The cluster IV had the three remaining progenies, two of BRS Syetetuba (8T1S and 8T2S) and the Blanca de Jerico (BLA). These progenies represented the extreme of low seed quality of the progenies.

In the grouping by k-means, each measurement was weighed taking the means for standard germination test, hypocotyl length, radicle length and accelerated ageing germination test.

The lower the p-value the higher the capacity of differentiating the groups for a given set of variables (Coelho and Toledo, 2017). In this study, standard germination test, radicle length and accelerated ageing germination test were the key characters to segregate the clusters (Table 3). Accelerated ageing test has successfully been used to discriminate progenies of turnip in response to high temperature (Oliveira et al., 2014).

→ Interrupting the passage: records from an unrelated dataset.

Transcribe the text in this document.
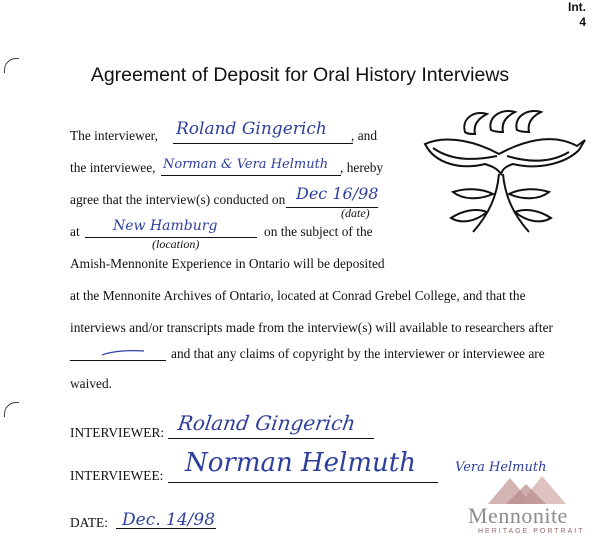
Int.
4
Agreement of Deposit for Oral History Interviews
The interviewer, Roland Gingerich , and
the interviewee, Norman & Vera Helmuth , hereby
agree that the interview(s) conducted on Dec 16/98
(date)
at New Hamburg
(location)
on the subject of the
Amish-Mennonite Experience in Ontario will be deposited
at the Mennonite Archives of Ontario, located at Conrad Grebel College, and that the
interviews and/or transcripts made from the interview(s) will available to researchers after
and that any claims of copyright by the interviewer or interviewee are
waived.
INTERVIEWER: Roland Gingerich
INTERVIEWEE: Norman Helmuth	Vera Helmuth
DATE: Dec. 14/98	Mennonite
HERITAGE PORTRAIT
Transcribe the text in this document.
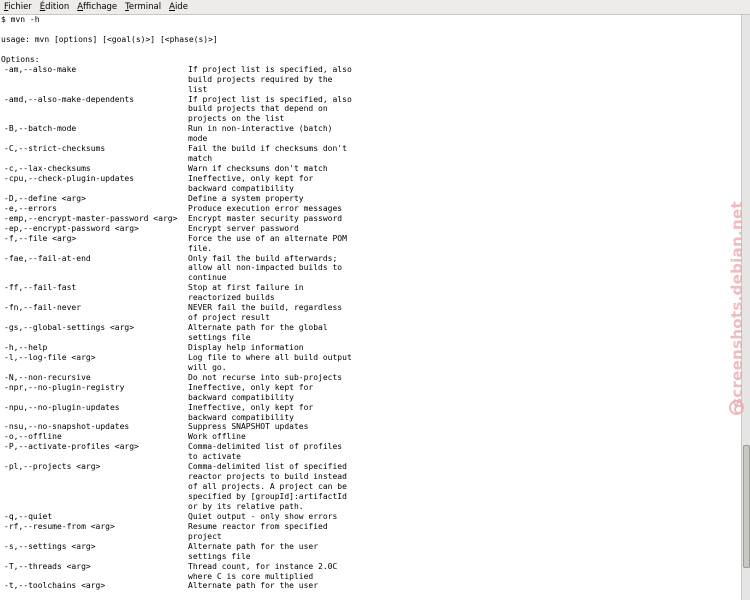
Fichier Édition Affichage Terminal Aide
$ mvn -h
usage: mvn [options] [<goal(s)>] [<phase(s)>]
Options:
-am,--also-make	If project list is specified, also
build projects required by the
list
-amd,--also-make-dependents	If project list is specified, also
build projects that depend on
projects on the list
-B,--batch-mode	Run in non-interactive (batch)
mode
-C,--strict-checksums	Fail the build if checksums don't
match
-c,--lax-checksums	Warn if checksums don't match
-cpu,--check-plugin-updates	Ineffective, only kept for
backward compatibility
-D,--define <arg>	Define a system property
-e,--errors	Produce execution error messages
-emp,--encrypt-master-password <arg> Encrypt master security password
-ep,--encrypt-password <arg>	Encrypt server password
-f,--file <arg>	Force the use of an alternate POM
file.
-fae,--fail-at-end	Only fail the build afterwards;
allow all non-impacted builds to
continue
-ff,--fail-fast	Stop at first failure in
reactorized builds
-fn,--fail-never	NEVER fail the build, regardless
of project result
-gs,--global-settings <arg>	Alternate path for the global
settings file
-h,--help	Display help information
-l,--log-file <arg>	Log file to where all build output
will go.
-N,--non-recursive	Do not recurse into sub-projects
-npr,--no-plugin-registry	Ineffective, only kept for
backward compatibility
-npu,--no-plugin-updates	Ineffective, only kept for
backward compatibility
-nsu,--no-snapshot-updates	Suppress SNAPSHOT updates
-o,--offline	Work offline
-P,--activate-profiles <arg>	Comma-delimited list of profiles
to activate
-pl,--projects <arg>	Comma-delimited list of specified
reactor projects to build instead
of all projects. A project can be
specified by [groupId]:artifactId
or by its relative path.
-q,--quiet	Quiet output - only show errors
-rf,--resume-from <arg>	Resume reactor from specified
project
-s,--settings <arg>	Alternate path for the user
settings file
-T,--threads <arg>	Thread count, for instance 2.0C
where C is core multiplied
-t,--toolchains <arg>	Alternate path for the user
screenshots.debian.net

Genotypes of cluster I had mean germination value of 90%, 50 mm radicle length and 76% in accelerated ageing germination test (Figure 2).

Germinability must be considered in progeny selection for seed quality (Spehar et al., 2014). The apparent variability in the progenies of this study indicates they have a common genetic background based on parental genealogy (Spehar and Rocha, 2009; Alvarez et al., 1990). Under growing conditions of the Brazilian Savannahs, seed quality is important trait in grain crops to  turn  them  viable  (Carvalho   and   Nakagawa,  2012;  Oliveira et al., 2014).

The distance between cluster points for each seed characteristic showed high germination rate was associated with physiological quality of seeds (Figure 2). The opposite was found for the low seed progenies cluster, with emphasis on germination and accelerated ageing. In fact, a quality seed is expected to possess germinability and vigor to generate homogenous plant population in the field (França Neto et al., 2010; Wendt et al., 2014). From the results presented here it is inferred that quinoa can be improved for seed quality by exploiting variability in genotypes originated from high moisture and temperature environmental stresses. The differences could be picked up in progenies aiming to acquire improved genotypes for seed quality (Spehar et al., 2014).

It should be stated that quinoa crop has a relatively short story in the Brazilian Savannah commercial production. The scientific studies have been limited to genotype introduction and evaluation, with little investment on artificial hybridization and selection. The identification of genetic sources of seed quality shall ensure identification of progenies to compose of a breeding program. The seed  characteristics  common  to Brazilian, Colombian, and Ecuadorian cultivars identified here offers opportunity to cooperative breeding to reach the purpose and adapt the crop to less-favorable climatic conditions.

Progenies obtained from individual plants selected in quinoa cultivars adapted to environments of higher moisture and temperature show variability in seed germination and vigor and differences in quality.

The quality seed progenies have the potential to germinate and establish when submitted to high stress and to adapt in similar environments.

Seed quality evaluation in quinoa is useful to identify limits of tolerance to adverse climatic conditions and to select progenies for genetic improvement.

The authors have not declared any conflict of interests.

Universidade  de   Brasília  (UnB)  and  Coordenação  de Aperfeiçoamento de Pessoal de Nível Superior (CAPES) were acknowledged in providing resources to accomplish the work.